A corrupção na política brasileira vem aumentando?

Aparentemente, sim. Nos nove primeiros meses do ano passado, por exemplo, os leitores dos principais jornais e revistas do país foram apresentados a nada menos de 432 casos de corrupção. A medição foi realizada pelo grupo Transparência, Consciência & Cidadania (TCC-Brasil), de Brasília, a partir de notícias veiculadas em seis dos maiores jornais diários e três revistas semanais. Mais da metade desses casos dizia respeito ao Executivo – federal, estadual e municipal. O restante estava centrado no Legislativo e no Judiciário. Ou seja: mais de um novo caso de corrupção ao dia vindo à público. Uma avalanche de denúncias.

Infelizmente a medição começou a ser realizada somente a partir de 1999 – e não temos dados de outros anos para fazermos comparações. Mas se fosse possível comparar o número de casos relatados em 1999 com o número de casos aparecidos na imprensa em qualquer ano da década de 70, por exemplo, muito provavelmente constataríamos que a corrupção hoje é bem maior do que o era no passado. Será? O número de casos aparecidos na imprensa reflete o grau de corrupção real?

Na década de 70, vivíamos sob uma ditadura militar que censurava ferreamente a circulação de informações. Se naquela época a informação circulasse livremente, é possível que tivéssemos essa sensação de "avalanche" também. Basta lembrar que, apesar da censura, diversos casos de relevância vieram à tona, como o caso Capemi (a Agropecuária Capemi, gerida por militares, ganhou uma concorrência considerada viciada em 1980 para exploração de madeira no Pará), o caso Coroa Brastel (escândalo financeiro de 1984 envolvendo o grupo Coroa Brastel que emitia letras frias, supostamente com o beneplácito de autoridades federais), para não falarmos das dezenas de obras faraônicas paralisadas pelo país.

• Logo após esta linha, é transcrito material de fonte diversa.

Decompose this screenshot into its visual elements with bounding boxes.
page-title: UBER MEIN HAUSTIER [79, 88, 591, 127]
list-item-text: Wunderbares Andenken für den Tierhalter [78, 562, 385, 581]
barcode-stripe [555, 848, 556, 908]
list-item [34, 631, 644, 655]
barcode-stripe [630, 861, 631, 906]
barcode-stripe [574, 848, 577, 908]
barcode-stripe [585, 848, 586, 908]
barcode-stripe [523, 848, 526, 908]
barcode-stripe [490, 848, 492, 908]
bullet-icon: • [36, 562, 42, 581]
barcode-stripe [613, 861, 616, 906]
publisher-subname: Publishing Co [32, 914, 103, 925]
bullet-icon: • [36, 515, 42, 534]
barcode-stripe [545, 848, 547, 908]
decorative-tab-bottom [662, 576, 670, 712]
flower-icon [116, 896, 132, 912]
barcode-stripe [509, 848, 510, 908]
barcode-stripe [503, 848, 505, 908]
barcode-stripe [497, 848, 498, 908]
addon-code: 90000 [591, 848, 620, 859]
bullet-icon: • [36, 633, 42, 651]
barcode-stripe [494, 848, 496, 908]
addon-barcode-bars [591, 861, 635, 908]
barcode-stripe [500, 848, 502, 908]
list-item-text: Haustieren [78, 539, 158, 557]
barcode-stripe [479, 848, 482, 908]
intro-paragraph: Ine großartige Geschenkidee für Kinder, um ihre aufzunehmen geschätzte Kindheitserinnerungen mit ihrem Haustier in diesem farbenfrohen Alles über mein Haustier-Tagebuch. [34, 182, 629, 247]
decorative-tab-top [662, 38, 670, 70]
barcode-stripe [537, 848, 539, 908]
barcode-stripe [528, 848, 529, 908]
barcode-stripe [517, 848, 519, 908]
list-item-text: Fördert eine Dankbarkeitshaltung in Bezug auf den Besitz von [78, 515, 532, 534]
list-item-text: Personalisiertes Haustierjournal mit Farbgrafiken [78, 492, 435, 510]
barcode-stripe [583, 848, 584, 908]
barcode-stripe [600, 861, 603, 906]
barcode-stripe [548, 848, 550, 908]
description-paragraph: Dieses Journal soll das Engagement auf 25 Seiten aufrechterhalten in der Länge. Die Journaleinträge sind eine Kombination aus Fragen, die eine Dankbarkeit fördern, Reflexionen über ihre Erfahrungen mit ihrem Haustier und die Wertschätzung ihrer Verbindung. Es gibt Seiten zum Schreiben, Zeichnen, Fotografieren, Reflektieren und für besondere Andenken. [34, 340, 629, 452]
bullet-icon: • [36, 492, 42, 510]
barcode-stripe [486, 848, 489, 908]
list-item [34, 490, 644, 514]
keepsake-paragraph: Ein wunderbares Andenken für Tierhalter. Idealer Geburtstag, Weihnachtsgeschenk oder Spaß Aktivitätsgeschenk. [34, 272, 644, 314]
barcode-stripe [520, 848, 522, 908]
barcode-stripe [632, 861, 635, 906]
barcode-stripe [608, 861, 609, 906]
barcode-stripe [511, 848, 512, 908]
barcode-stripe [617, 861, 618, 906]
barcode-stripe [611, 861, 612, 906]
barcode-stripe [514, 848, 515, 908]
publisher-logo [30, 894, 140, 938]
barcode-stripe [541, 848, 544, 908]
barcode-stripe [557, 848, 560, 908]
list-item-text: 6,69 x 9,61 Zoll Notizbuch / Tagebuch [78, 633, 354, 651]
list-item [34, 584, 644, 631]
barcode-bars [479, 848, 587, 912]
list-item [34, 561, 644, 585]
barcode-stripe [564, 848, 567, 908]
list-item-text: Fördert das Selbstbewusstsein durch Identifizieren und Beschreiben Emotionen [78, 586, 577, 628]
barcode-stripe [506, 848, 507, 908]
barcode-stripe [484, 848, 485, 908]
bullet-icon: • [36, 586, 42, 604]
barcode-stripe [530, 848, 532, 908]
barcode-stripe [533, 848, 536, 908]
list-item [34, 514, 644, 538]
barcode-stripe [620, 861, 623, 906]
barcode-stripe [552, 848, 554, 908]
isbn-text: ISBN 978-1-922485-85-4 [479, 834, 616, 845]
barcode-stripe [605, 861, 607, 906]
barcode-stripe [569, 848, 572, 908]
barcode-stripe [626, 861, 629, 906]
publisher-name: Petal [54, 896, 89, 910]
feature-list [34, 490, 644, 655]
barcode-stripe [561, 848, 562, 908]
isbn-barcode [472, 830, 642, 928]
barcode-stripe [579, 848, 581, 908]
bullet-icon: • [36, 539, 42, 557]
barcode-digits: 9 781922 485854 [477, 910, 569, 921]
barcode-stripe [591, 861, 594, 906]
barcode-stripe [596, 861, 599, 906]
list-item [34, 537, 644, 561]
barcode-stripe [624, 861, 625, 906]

Objetivamente a corrupção não pode ser medida. Isso porque as transações corruptas são feitas às escondidas. O que se tem medido em anos recentes é a percepção que as pessoas têm de quanto a corrupção vem aumentando ou não.

Exemplo disso são as medições divulgadas pela ONG Transparência Internacional desde 1995 – sistematizadas no Índice de Percepção da Corrupção. Para o ano de 1999, foram incluídos 99 países nesse índice – sendo que o Brasil ocupou a 44ª posição no ranking. O levantamento é feito a partir de pesquisas de opinião levadas a cabo em diferentes países. Os questionários são aplicados, em sua maioria, a executivos de empresas, em geral multinacionais. Eles respondem a perguntas objetivas, tais como: com que freqüência o senhor precisa pagar propinas para ter contratos fechados com governos? As respostas são pontuadas e, no final, obtém-se um índice para cada país.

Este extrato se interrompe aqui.